Photo: AP Photo/Ng Han Guan
If you thought censor happy China only affected censor happy China, think again. According to the LA Times, with more cash-strapped families leading to more big-budget film flops, Hollywood has set its sights on China’s fast growing movie market —and they’re making sure that Chinese moviegoers like what they see.
For example, in Universal Pictures action flick “Battleship”, Hong Kong officials are credited by Washington for their early detection that the unidentified visitors might not be exactly human. The Chinese save the day again in Columbia Pictures “2012” when, in response to the end of the world disaster, Chinese scientists build an ark which ends up saving civilisation.

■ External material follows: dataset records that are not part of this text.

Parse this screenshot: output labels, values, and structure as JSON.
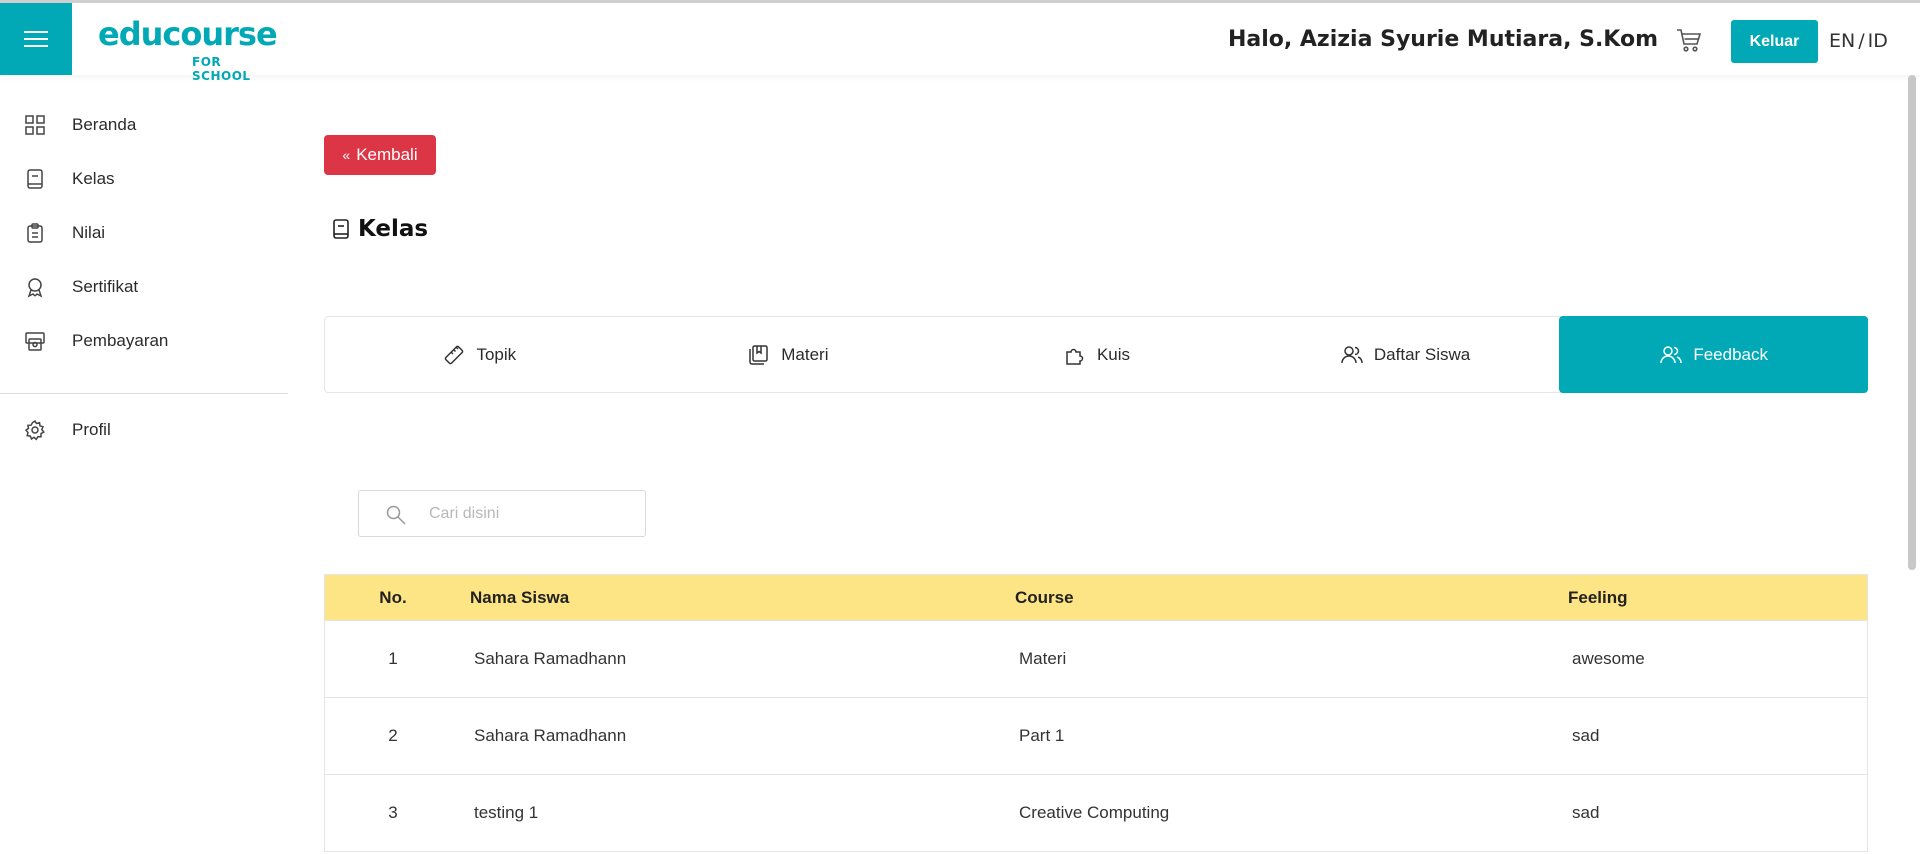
{
  "header": {
    "logo_main": "educourse",
    "logo_sub": "FOR SCHOOL",
    "greeting": "Halo, Azizia Syurie Mutiara, S.Kom",
    "logout_label": "Keluar",
    "lang_en": "EN",
    "lang_sep": "/",
    "lang_id": "ID"
  },
  "sidebar": {
    "items": [
      {
        "label": "Beranda",
        "icon": "grid-icon"
      },
      {
        "label": "Kelas",
        "icon": "book-icon"
      },
      {
        "label": "Nilai",
        "icon": "clipboard-icon"
      },
      {
        "label": "Sertifikat",
        "icon": "award-icon"
      },
      {
        "label": "Pembayaran",
        "icon": "payment-icon"
      },
      {
        "label": "Profil",
        "icon": "gear-icon"
      }
    ]
  },
  "main": {
    "back_label": "Kembali",
    "title": "Kelas",
    "tabs": [
      {
        "label": "Topik",
        "icon": "ruler-icon"
      },
      {
        "label": "Materi",
        "icon": "book-stack-icon"
      },
      {
        "label": "Kuis",
        "icon": "puzzle-icon"
      },
      {
        "label": "Daftar Siswa",
        "icon": "users-icon"
      },
      {
        "label": "Feedback",
        "icon": "users-icon",
        "active": true
      }
    ],
    "search_placeholder": "Cari disini",
    "table": {
      "headers": [
        "No.",
        "Nama Siswa",
        "Course",
        "Feeling"
      ],
      "rows": [
        [
          "1",
          "Sahara Ramadhann",
          "Materi",
          "awesome"
        ],
        [
          "2",
          "Sahara Ramadhann",
          "Part 1",
          "sad"
        ],
        [
          "3",
          "testing 1",
          "Creative Computing",
          "sad"
        ]
      ]
    }
  },
  "colors": {
    "accent": "#00a9b5",
    "danger": "#dc3545",
    "table_header": "#fde485"
  }
}
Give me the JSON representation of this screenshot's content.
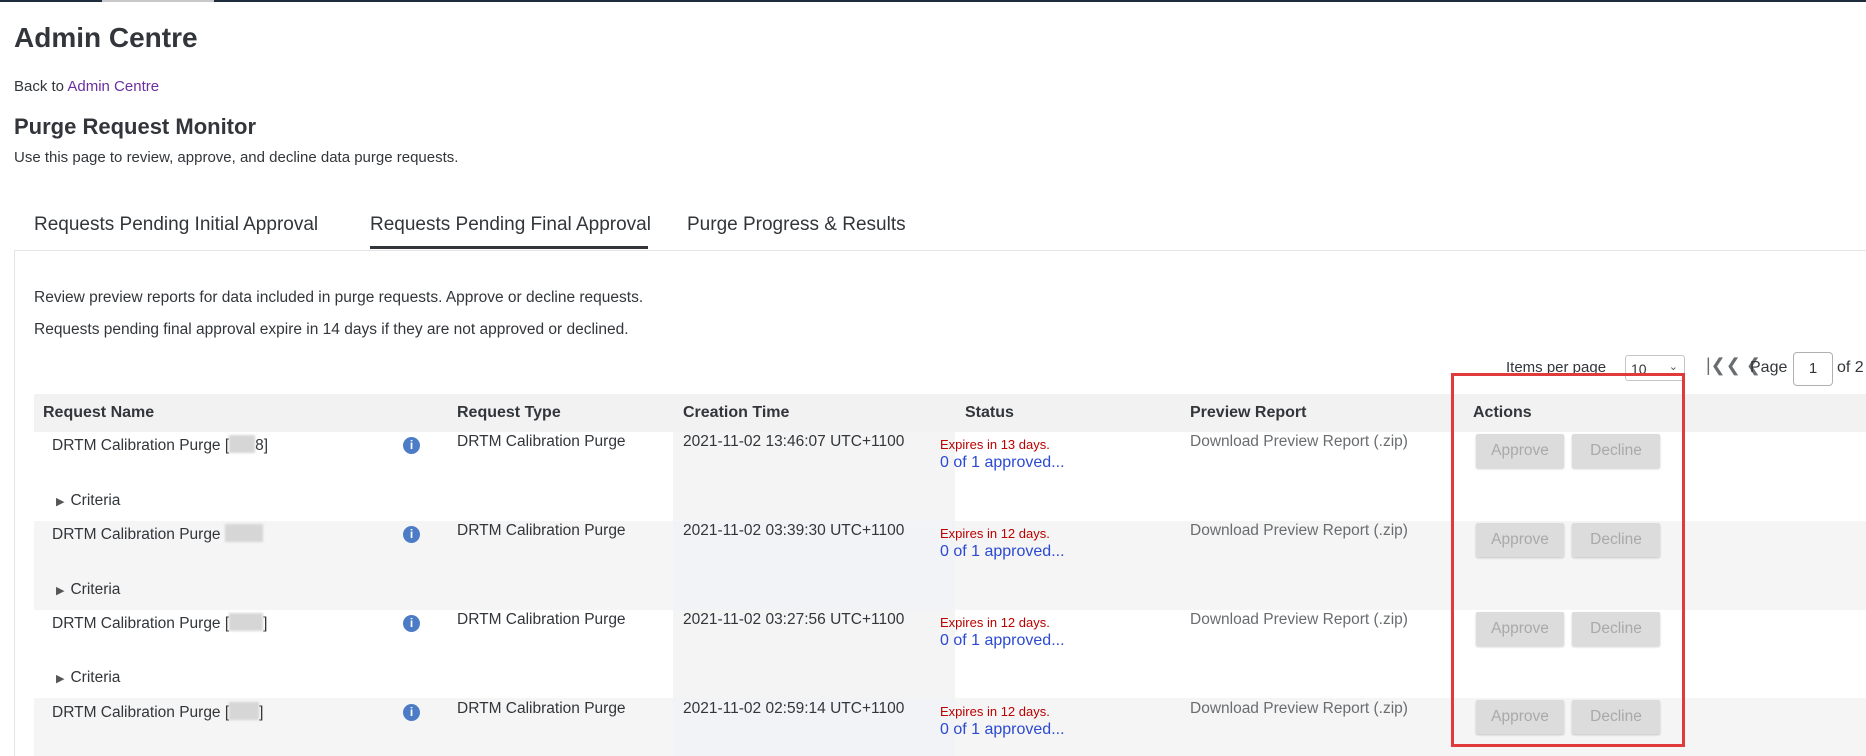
{
  "page": {
    "title": "Admin Centre",
    "back_prefix": "Back to",
    "back_link": "Admin Centre",
    "section_title": "Purge Request Monitor",
    "section_subtitle": "Use this page to review, approve, and decline data purge requests."
  },
  "tabs": [
    {
      "label": "Requests Pending Initial Approval"
    },
    {
      "label": "Requests Pending Final Approval"
    },
    {
      "label": "Purge Progress & Results"
    }
  ],
  "info_lines": [
    "Review preview reports for data included in purge requests. Approve or decline requests.",
    "Requests pending final approval expire in 14 days if they are not approved or declined."
  ],
  "pagination": {
    "items_per_page_label": "Items per page",
    "items_per_page": "10",
    "page_label": "Page",
    "page": "1",
    "of_label": "of 2"
  },
  "columns": [
    "Request Name",
    "Request Type",
    "Creation Time",
    "Status",
    "Preview Report",
    "Actions"
  ],
  "rows": [
    {
      "name": "DRTM Calibration Purge [",
      "name_suffix": "8]",
      "type": "DRTM Calibration Purge",
      "created": "2021-11-02 13:46:07 UTC+1100",
      "expires": "Expires in 13 days.",
      "approved": "0 of 1 approved...",
      "preview": "Download Preview Report (.zip)",
      "criteria": "Criteria",
      "approve": "Approve",
      "decline": "Decline"
    },
    {
      "name": "DRTM Calibration Purge",
      "name_suffix": "",
      "type": "DRTM Calibration Purge",
      "created": "2021-11-02 03:39:30 UTC+1100",
      "expires": "Expires in 12 days.",
      "approved": "0 of 1 approved...",
      "preview": "Download Preview Report (.zip)",
      "criteria": "Criteria",
      "approve": "Approve",
      "decline": "Decline"
    },
    {
      "name": "DRTM Calibration Purge [",
      "name_suffix": "]",
      "type": "DRTM Calibration Purge",
      "created": "2021-11-02 03:27:56 UTC+1100",
      "expires": "Expires in 12 days.",
      "approved": "0 of 1 approved...",
      "preview": "Download Preview Report (.zip)",
      "criteria": "Criteria",
      "approve": "Approve",
      "decline": "Decline"
    },
    {
      "name": "DRTM Calibration Purge [",
      "name_suffix": "]",
      "type": "DRTM Calibration Purge",
      "created": "2021-11-02 02:59:14 UTC+1100",
      "expires": "Expires in 12 days.",
      "approved": "0 of 1 approved...",
      "preview": "Download Preview Report (.zip)",
      "criteria": "Criteria",
      "approve": "Approve",
      "decline": "Decline"
    }
  ],
  "icons": {
    "info": "info-icon",
    "expand": "triangle-right-icon",
    "first_page": "double-chevron-left-icon",
    "prev_page": "chevron-left-icon",
    "dropdown": "chevron-down-icon"
  },
  "colors": {
    "link": "#6b2fa0",
    "status_link": "#2b4ad1",
    "expires": "#bb0000",
    "info_icon": "#4d7cc7",
    "highlight_box": "#e03a3a"
  }
}
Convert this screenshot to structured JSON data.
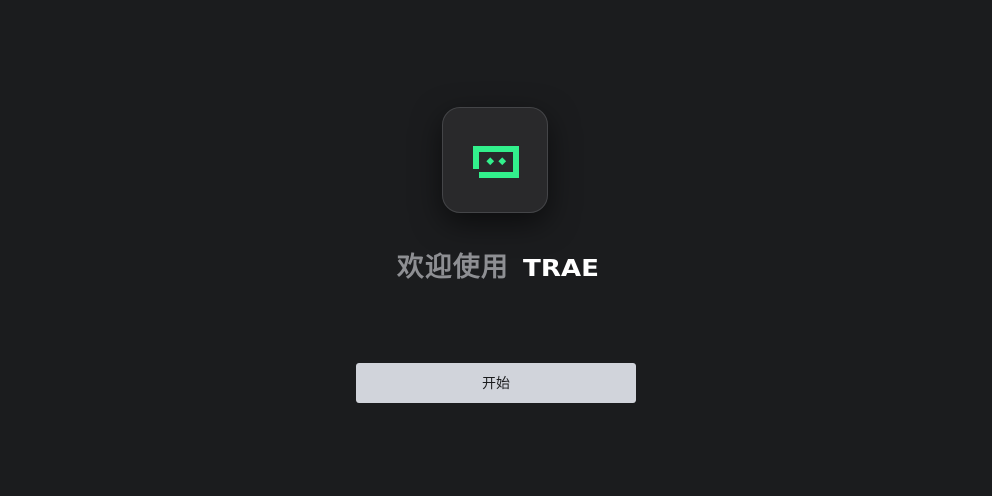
{
  "welcome": {
    "greeting": "欢迎使用",
    "brand_name": "TRAE"
  },
  "start_button": {
    "label": "开始"
  },
  "colors": {
    "background": "#1b1c1e",
    "icon_tile": "#29292b",
    "brand_green": "#32f08c",
    "greeting_text": "#8e8f93",
    "wordmark": "#ffffff",
    "button_bg": "#d1d4db"
  },
  "icons": {
    "app_logo": "trae-logo-icon"
  }
}
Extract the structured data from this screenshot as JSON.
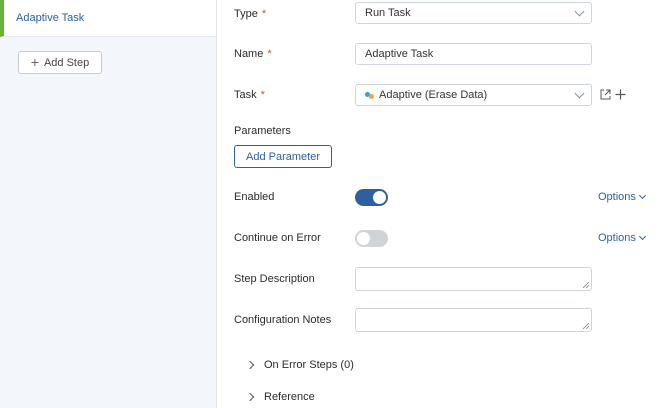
{
  "sidebar": {
    "steps": [
      {
        "label": "Adaptive Task"
      }
    ],
    "add_step_label": "Add Step"
  },
  "form": {
    "type": {
      "label": "Type",
      "value": "Run Task"
    },
    "name": {
      "label": "Name",
      "value": "Adaptive Task"
    },
    "task": {
      "label": "Task",
      "value": "Adaptive (Erase Data)"
    },
    "parameters": {
      "label": "Parameters",
      "add_button": "Add Parameter"
    },
    "enabled": {
      "label": "Enabled",
      "state": true,
      "options_label": "Options"
    },
    "continue_on_error": {
      "label": "Continue on Error",
      "state": false,
      "options_label": "Options"
    },
    "step_description": {
      "label": "Step Description",
      "value": ""
    },
    "configuration_notes": {
      "label": "Configuration Notes",
      "value": ""
    },
    "on_error_steps": {
      "label": "On Error Steps (0)"
    },
    "reference": {
      "label": "Reference"
    }
  },
  "colors": {
    "accent": "#2f5f9e",
    "required": "#d94a4a",
    "active_step_bar": "#6ab23f",
    "sidebar_bg": "#f3f6fb",
    "toggle_off": "#d0d3d8"
  },
  "icons": {
    "required_marker": "*",
    "task_logo": "adaptive-logo-icon",
    "open_external": "external-link-icon",
    "add": "plus-icon"
  }
}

Even Sony’s “Men In Black 3” joined in on the act. One particular scene completely cut from the Chinese MIB3: Will Smith’s character Agent J uses the flashy memory eraser tool on a group of Chinese people. Why was it cut? It may be construed as a reference to China’s notorious censorship.
With a limit per year on how many Hollywood films may enter the Chinese film market, competition for one of these coveted spots will surely continue — and it’s no doubt worth it. WSJ estimates that China’s movie market is helping box-office receipts around $50 million per film this summer.
So, basically, expect more Chinese-friendly depictions to continue as well.